Read consistency: reading immediately after writing should see "new" (RYW/linearizable read).
10) Incident playbooks
Quorum loss: switch to read-only, notify clients, send an entry to the "home" region if geo-partitioning is present.
The growth of latency is interregional: temporarily reduce the volume of strict records (migration of some streams in the queue/projections), localize traffic.
Leader Flap: Increase election timeouts, check networks/hour-long drifts/GC pauses.
Split-brain: enable fence-tokens/lease-checks, stop old leaders at the operator level.
11) Typical errors
Demand Strong "everywhere": an explosion of latency and cost instead of focusing on invariants.

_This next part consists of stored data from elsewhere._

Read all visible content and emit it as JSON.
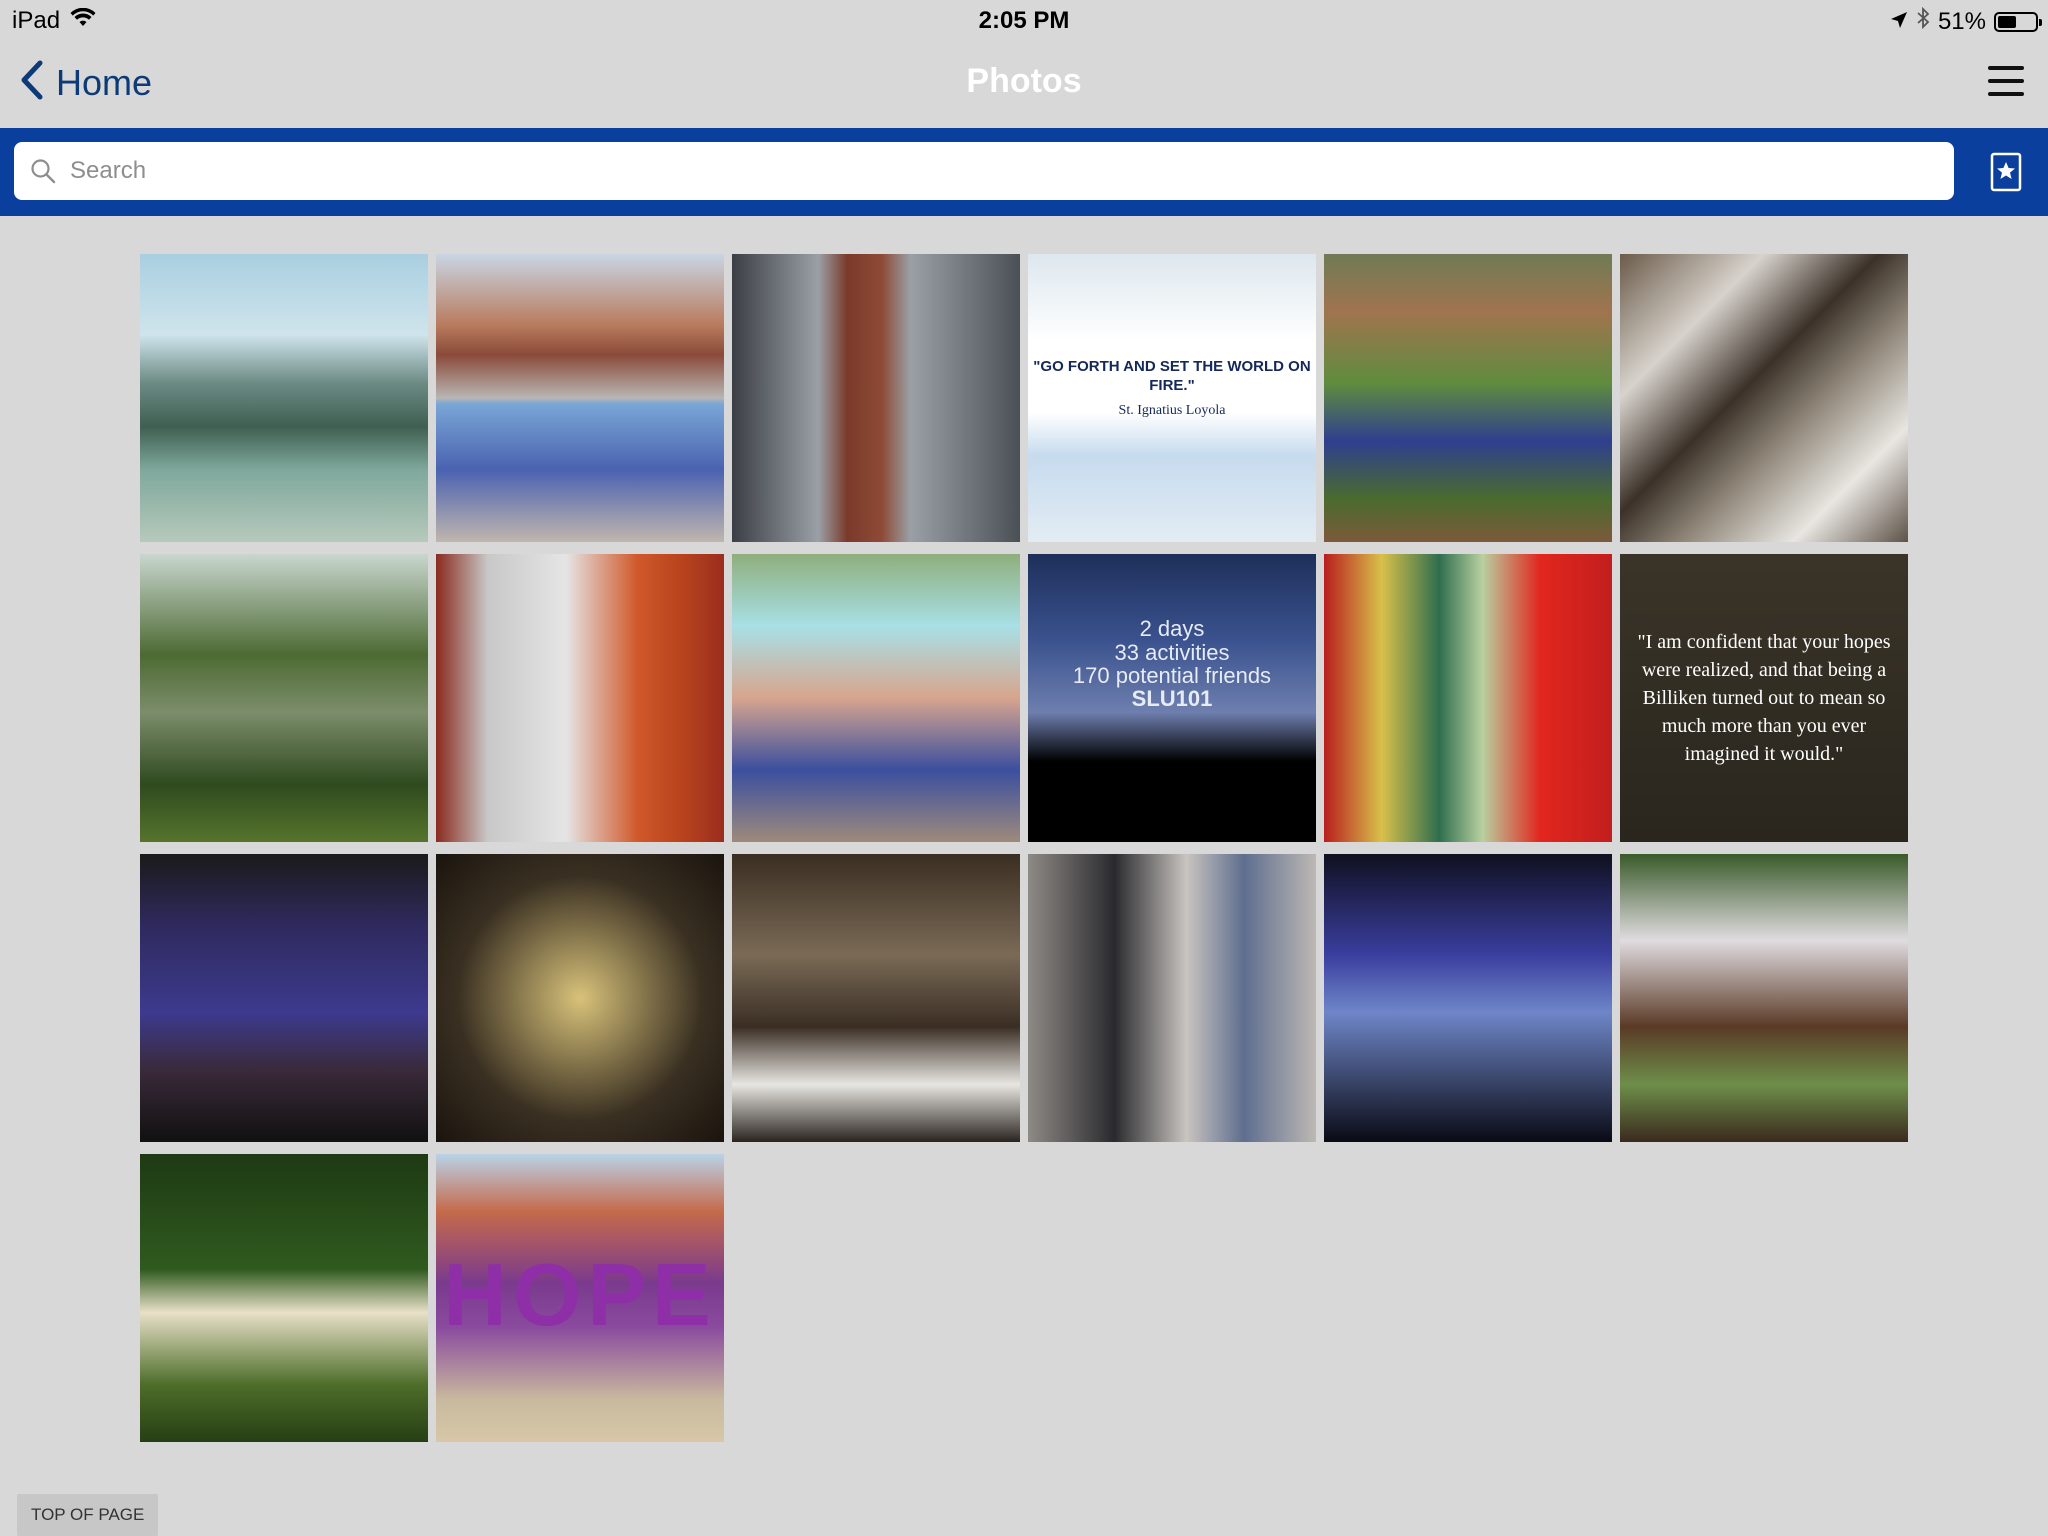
{
  "status_bar": {
    "device": "iPad",
    "time": "2:05 PM",
    "battery_percent": "51%",
    "battery_level": 0.51,
    "icons": [
      "wifi-icon",
      "location-icon",
      "bluetooth-icon",
      "battery-icon"
    ]
  },
  "nav": {
    "back_label": "Home",
    "title": "Photos"
  },
  "search": {
    "placeholder": "Search",
    "value": ""
  },
  "colors": {
    "background": "#d8d8d8",
    "search_band": "#0b3f9e",
    "nav_back": "#0c3b78"
  },
  "photos": [
    {
      "caption": ""
    },
    {
      "caption": ""
    },
    {
      "caption": ""
    },
    {
      "caption": "\"GO FORTH AND SET THE WORLD ON FIRE.\"",
      "sub": "St. Ignatius Loyola"
    },
    {
      "caption": ""
    },
    {
      "caption": ""
    },
    {
      "caption": ""
    },
    {
      "caption": ""
    },
    {
      "caption": ""
    },
    {
      "lines": [
        "2 days",
        "33 activities",
        "170 potential friends",
        "SLU101"
      ]
    },
    {
      "caption": ""
    },
    {
      "caption": "\"I am confident that your hopes were realized, and that being a Billiken turned out to mean so much more than you ever imagined it would.\""
    },
    {
      "caption": ""
    },
    {
      "caption": ""
    },
    {
      "caption": ""
    },
    {
      "caption": ""
    },
    {
      "caption": ""
    },
    {
      "caption": ""
    },
    {
      "caption": ""
    },
    {
      "caption": "HOPE"
    }
  ],
  "footer": {
    "top_of_page": "TOP OF PAGE"
  }
}
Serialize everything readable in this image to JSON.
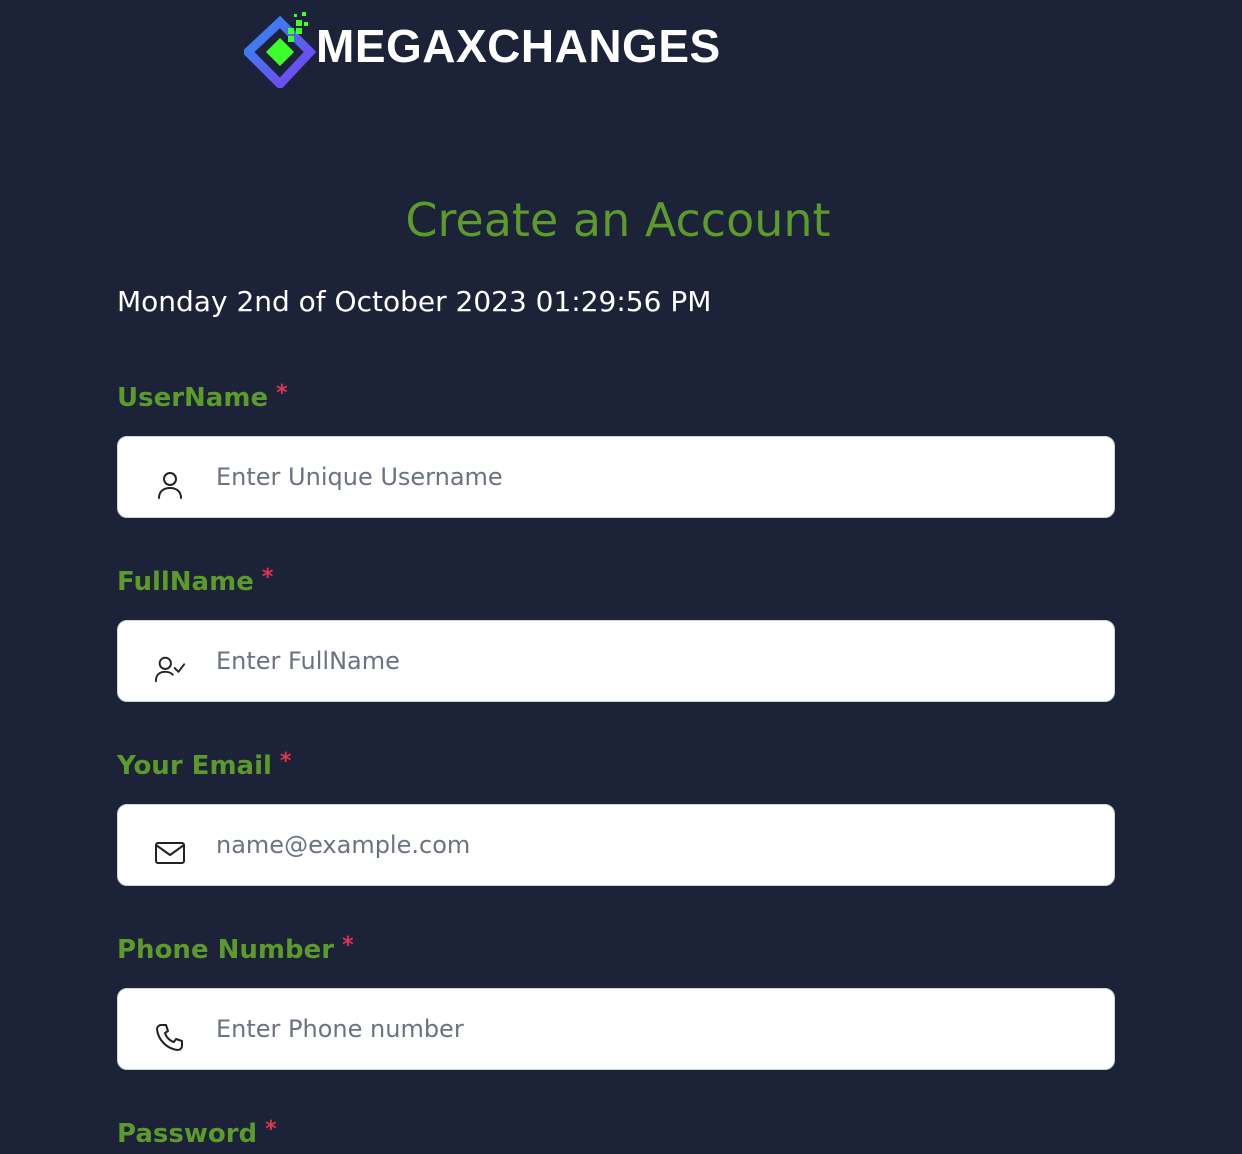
{
  "brand": {
    "name": "MEGAXCHANGES",
    "colors": {
      "diamond_outer": "#6a3ff0",
      "diamond_inner": "#2f8cf0",
      "accent_green": "#3cff2c"
    }
  },
  "page": {
    "title": "Create an Account",
    "datetime": "Monday 2nd of October 2023 01:29:56 PM"
  },
  "form": {
    "fields": [
      {
        "label": "UserName",
        "required_mark": "*",
        "placeholder": "Enter Unique Username",
        "icon": "user-icon"
      },
      {
        "label": "FullName",
        "required_mark": "*",
        "placeholder": "Enter FullName",
        "icon": "user-check-icon"
      },
      {
        "label": "Your Email",
        "required_mark": "*",
        "placeholder": "name@example.com",
        "icon": "mail-icon"
      },
      {
        "label": "Phone Number",
        "required_mark": "*",
        "placeholder": "Enter Phone number",
        "icon": "phone-icon"
      },
      {
        "label": "Password",
        "required_mark": "*"
      }
    ]
  },
  "theme": {
    "background": "#1c2237",
    "label_color": "#5b9a2b",
    "required_color": "#e0344f"
  }
}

Trying to be CA under real splits: At point P, the system still makes a choice, often implicitly.
Dual-write to different regions without sagas/coordinator: phantoms and loss of invariants.
Absence of RYW: the user does not see his newly recorded entity - a drop in trust.
Ignoring the clock: Without HLC/TrueTime boundaries, it's easy to get "jumping" time and racing.
There is no degradation plan: at P, chaotic partial failures begin.
12) Quick fixes (recipes)
Payments/balances: leader + majority-quorum; strict-serializable transactions short timeouts, hard failure at P.
Booking (seats/slots): write-strong through leader, reads - cache with RYW; TTL-reserves + TCC.
Global SaaS: geo-partition by 'tenant/region'; strict operations in the home region, reports/search - through projections.
Audit/log: append-only CP-log; reads can be cached, but verified with checkpoints.
13) Pre-sale checklist
- Invariants requiring strong were written; the rest is in AP/projection.
- Single leader/quorum interregional/geo-partition selected.
- Configured 'W = majority', 'R = leader' majority 'for critical paths.
- RYW/monotonic provided for UX; explicitly marked "stale-ok" reads.
- Included metrics of quorum, lags, latencies; alerts on p95/p99 and re-election.
- There is a degrade plan: read-only, disabling dangerous mutations, queues for "after the storm."
- Chaos tests: divisions, clock-skew, leader failure; safety invariants were checked.
- Contract documentation: what is strict, what "may be behind," communication for product/support.
Conclusion
Strong Consistency is a tool for protecting truth where error is unacceptable. Apply it pointwise around hard invariants, consciously paying for coordination with latency and availability in storms. Combine: CP-kernel for critical, AP-reading and projection for speed. With the right telemetry, degradation and tests, you will retain both correctness and user experience.